No difference was found between the calcium scores of HIV-positive people on long-term antiretroviral therapy and those of the general population, according to a study presented at ICAAC 2014 in Washington, D.C.
The study, conducted by Vishal Dahya, M.D., and colleagues at Florida State University College of Medicine, examined calcium scores, which quantify the buildup of calcium in plaques in the coronary arteries, a sign of coronary artery disease (CAD).
Prior studies on the subject had found that the rate of CAD in HIV-positive people is about twice that of the general population, but determined that this increased risk of CAD was secondary to other factors, such as smoking or a family history of heart problems. The subjects of these studies were also older, mostly white men.
By contrast, the mean age of patients examined in this study was about 45 years, around 40% were women and a little over 60% were white. Specifically, the researchers administered coronary computed tomography (CT) scans and took blood for cardiovascular risk panels from 38 HIV-positive patients (24 men and 14 women) and 40 HIV-negative patients (24 men and 16 women) from the same community. Study participants were matched by race and gender, had to be between 35 and 50 years old, and had no prior history of CAD or heart surgery. People in the HIV-positive group had to have been on antiretroviral therapy for at least 5 years.

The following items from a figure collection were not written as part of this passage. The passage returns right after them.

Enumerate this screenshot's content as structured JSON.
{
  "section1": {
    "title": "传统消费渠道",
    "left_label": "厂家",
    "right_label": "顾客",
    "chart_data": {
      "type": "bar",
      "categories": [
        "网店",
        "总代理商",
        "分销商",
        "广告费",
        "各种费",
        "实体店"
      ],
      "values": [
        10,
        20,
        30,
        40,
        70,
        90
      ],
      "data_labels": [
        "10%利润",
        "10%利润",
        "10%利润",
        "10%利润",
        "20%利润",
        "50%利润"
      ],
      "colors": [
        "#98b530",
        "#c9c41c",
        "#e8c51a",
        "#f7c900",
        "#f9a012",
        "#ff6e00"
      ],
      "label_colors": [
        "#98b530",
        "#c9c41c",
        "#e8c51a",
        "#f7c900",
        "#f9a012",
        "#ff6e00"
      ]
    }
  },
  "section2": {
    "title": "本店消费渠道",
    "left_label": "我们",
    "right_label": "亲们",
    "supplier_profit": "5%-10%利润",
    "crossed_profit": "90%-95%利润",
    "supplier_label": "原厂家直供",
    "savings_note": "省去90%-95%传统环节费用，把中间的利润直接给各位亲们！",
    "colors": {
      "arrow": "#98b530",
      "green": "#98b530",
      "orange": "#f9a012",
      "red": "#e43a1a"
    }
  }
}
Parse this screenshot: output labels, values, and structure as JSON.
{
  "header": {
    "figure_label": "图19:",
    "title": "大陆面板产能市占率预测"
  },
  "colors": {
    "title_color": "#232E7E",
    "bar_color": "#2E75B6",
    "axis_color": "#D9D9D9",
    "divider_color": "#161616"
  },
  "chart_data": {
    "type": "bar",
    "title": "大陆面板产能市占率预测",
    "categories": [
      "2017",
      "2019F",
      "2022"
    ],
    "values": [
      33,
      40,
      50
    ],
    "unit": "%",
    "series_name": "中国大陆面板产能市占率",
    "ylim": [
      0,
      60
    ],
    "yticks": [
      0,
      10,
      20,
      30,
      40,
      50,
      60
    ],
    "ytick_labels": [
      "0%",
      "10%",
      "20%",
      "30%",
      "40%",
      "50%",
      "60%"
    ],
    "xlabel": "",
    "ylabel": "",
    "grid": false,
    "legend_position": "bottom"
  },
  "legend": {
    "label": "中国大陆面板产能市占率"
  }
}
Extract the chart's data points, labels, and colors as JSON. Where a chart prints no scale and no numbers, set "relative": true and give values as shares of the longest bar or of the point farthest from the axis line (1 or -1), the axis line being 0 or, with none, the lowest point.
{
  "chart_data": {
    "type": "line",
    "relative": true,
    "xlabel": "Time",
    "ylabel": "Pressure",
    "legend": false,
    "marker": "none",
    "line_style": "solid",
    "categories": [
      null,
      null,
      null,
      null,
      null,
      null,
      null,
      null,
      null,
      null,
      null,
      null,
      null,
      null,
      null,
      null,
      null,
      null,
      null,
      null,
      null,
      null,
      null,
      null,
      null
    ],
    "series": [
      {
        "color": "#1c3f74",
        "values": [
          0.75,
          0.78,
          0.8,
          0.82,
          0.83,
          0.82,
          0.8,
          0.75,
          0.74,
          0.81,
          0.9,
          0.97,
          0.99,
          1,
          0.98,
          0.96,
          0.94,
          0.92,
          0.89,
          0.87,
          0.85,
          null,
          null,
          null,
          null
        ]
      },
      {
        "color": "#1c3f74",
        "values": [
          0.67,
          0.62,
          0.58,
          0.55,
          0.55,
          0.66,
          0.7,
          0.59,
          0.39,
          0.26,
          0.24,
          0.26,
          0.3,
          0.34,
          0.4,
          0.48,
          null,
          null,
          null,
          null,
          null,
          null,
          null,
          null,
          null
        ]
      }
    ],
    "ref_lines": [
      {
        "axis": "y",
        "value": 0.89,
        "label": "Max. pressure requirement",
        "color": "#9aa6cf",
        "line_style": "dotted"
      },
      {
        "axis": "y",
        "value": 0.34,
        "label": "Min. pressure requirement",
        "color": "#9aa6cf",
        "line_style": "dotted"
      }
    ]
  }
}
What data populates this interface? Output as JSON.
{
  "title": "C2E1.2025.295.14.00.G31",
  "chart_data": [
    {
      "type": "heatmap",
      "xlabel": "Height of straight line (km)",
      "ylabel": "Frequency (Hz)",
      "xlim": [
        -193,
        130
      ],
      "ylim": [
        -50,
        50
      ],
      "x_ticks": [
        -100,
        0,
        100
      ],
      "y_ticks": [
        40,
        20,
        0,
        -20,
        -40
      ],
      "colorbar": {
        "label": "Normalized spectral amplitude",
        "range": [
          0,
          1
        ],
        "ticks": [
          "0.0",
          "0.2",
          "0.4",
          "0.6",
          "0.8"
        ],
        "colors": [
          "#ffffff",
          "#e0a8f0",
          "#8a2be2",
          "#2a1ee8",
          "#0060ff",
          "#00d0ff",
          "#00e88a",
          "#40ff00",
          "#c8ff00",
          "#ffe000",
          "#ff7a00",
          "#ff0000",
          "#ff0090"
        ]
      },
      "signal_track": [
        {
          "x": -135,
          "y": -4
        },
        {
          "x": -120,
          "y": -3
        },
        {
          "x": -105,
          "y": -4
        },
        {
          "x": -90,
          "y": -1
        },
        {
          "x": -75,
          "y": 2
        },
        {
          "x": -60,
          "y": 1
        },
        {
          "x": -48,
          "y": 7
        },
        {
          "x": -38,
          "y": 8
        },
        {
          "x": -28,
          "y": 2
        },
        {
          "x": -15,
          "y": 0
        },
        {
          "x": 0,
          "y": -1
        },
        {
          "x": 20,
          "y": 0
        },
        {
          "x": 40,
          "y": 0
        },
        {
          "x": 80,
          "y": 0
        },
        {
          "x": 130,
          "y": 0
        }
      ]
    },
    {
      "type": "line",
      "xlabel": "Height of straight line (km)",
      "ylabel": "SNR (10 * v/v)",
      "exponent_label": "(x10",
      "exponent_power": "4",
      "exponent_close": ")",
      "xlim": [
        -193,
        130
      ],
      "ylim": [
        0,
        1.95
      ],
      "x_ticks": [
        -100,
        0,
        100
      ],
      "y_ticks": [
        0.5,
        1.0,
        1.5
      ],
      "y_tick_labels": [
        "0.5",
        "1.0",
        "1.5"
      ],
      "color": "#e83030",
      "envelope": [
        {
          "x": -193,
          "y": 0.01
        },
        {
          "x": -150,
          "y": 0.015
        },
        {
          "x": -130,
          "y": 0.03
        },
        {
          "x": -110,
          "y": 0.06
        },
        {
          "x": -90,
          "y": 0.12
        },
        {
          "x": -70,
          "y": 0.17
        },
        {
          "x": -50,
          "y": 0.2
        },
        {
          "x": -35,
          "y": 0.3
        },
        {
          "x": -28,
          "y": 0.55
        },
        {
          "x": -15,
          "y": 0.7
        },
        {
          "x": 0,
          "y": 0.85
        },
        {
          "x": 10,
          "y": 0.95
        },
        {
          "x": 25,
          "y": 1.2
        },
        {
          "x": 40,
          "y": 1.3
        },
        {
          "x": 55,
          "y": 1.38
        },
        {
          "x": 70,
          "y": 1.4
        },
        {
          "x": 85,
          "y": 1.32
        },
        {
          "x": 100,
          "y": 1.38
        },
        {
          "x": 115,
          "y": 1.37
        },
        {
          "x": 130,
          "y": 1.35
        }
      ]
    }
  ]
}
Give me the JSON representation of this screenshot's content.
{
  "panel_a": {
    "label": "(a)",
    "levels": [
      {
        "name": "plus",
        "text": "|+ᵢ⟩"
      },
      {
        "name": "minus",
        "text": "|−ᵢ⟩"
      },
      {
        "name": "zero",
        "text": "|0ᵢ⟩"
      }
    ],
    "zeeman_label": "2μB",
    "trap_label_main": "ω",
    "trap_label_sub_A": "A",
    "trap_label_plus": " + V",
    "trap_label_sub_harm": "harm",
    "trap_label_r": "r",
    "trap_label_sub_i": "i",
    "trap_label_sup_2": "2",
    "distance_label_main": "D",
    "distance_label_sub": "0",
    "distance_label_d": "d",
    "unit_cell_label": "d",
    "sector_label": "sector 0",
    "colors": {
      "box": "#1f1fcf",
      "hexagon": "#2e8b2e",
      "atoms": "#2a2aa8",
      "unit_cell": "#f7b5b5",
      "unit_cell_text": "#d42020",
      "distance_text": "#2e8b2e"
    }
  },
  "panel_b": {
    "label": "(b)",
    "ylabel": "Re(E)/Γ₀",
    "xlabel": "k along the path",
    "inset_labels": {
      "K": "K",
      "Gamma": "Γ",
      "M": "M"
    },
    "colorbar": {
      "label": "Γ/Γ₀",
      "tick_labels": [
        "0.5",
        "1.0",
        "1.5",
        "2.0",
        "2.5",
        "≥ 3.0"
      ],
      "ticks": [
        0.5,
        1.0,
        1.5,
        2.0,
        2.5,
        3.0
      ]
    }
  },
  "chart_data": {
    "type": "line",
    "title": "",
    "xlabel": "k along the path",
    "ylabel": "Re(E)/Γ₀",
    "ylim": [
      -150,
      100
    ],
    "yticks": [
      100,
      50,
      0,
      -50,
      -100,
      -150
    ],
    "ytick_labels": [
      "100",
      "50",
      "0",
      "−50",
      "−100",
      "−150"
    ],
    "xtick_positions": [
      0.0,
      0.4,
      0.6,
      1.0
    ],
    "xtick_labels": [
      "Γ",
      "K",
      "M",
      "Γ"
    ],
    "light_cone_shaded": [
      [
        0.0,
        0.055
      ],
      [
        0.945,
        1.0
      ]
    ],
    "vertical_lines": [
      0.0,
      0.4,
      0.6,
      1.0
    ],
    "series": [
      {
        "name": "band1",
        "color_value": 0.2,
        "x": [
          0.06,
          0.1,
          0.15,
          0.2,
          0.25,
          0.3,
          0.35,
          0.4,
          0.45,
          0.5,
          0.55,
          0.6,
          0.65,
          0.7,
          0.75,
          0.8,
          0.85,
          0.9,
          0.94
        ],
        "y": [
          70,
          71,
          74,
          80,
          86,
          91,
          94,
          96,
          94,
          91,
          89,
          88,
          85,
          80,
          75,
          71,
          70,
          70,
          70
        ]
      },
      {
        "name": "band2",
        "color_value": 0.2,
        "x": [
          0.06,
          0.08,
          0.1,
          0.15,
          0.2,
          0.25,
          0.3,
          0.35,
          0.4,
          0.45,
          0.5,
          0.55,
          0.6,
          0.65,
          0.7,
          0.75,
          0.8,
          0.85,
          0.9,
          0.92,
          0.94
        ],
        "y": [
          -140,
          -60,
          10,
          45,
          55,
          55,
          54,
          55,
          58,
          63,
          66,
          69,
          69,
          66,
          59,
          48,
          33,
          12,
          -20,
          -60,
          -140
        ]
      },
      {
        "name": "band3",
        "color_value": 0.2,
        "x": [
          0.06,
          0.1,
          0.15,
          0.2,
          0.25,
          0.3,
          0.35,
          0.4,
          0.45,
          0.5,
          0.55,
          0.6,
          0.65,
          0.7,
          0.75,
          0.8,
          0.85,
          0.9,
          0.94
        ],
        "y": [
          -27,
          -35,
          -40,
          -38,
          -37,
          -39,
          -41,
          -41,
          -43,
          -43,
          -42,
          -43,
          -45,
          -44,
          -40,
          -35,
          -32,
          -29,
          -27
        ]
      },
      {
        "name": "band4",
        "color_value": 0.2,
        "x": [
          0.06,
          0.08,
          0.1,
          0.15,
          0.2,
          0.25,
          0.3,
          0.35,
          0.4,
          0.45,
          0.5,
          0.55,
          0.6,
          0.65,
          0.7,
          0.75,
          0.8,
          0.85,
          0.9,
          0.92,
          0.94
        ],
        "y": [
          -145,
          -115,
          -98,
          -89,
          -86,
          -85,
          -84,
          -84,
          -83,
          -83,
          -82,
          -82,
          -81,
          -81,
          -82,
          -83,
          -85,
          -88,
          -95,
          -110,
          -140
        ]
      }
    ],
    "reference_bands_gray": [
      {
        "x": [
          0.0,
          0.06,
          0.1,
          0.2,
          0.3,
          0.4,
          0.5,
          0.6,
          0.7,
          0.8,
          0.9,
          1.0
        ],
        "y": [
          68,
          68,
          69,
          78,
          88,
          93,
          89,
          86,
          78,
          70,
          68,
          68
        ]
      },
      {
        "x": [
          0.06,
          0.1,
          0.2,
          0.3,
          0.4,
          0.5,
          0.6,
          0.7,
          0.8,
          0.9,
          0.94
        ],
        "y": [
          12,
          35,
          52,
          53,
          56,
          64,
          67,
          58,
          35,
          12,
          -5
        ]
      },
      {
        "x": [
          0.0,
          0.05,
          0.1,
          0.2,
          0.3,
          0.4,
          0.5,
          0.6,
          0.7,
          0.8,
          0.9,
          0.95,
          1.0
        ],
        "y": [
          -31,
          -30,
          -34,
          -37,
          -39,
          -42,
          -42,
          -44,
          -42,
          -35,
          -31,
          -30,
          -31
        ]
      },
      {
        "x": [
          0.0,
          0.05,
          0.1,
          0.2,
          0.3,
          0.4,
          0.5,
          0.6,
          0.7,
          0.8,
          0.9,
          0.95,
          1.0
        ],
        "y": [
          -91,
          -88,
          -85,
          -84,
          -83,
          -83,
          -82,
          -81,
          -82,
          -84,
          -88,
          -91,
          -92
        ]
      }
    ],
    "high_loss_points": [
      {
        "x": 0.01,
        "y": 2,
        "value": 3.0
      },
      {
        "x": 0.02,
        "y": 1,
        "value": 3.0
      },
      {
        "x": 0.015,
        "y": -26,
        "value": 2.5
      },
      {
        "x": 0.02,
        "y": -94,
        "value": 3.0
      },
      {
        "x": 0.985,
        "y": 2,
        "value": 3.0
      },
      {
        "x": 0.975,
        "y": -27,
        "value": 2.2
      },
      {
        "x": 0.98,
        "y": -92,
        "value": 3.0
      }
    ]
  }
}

Half of participants in the HIV-positive group were taking at least one non-nucleoside reverse transcriptase inhibitor (NNRTI) at the time, 36.8% were taking a protease inhibitor and 31.6% an integrase inhibitor. Median duration of HIV was 15.7 years and median time on antiretroviral therapy was 13.6 years.
Other CAD risk factors were fairly well matched between the two groups, with 47% of study participants suffering from hypertension, and a little over one-third currently on statin treatment. The HIV-positive group, however, had a lower body mass index (26.9 average in HIV positive, 32 in HIV negative) and lower incidence of diabetes mellitus (18.4% HIV positive, 22.5% HIV negative). On the other hand, the HIV-positive patients in this study were more likely to smoke (50% current smokers among HIV positive versus 40% among HIV negative).
Neither the CT scans nor the cardiovascular risk panels revealed significant differences in calcium scores between the two groups (-1.014 HIV positive versus 1.382 HIV negative). However, being a man (2.695 for men, 0.229 for women) and having diabetes (0.387 no diabetes versus 2.859 diabetes) were good predictors of higher calcium scores, and hence indicators of coronary artery disease.
The study authors conceded that it was unclear whether this small sample size was sufficient for drawing broader conclusions and called for additional studies:
Multicenter studies are needed to determine the rate of progression as well as the implication of antiretrovirals in the development and progress of CAD. Additional studies are also needed to determine the prior flammatory and immune activation effects of HIV on the coronary vasculature.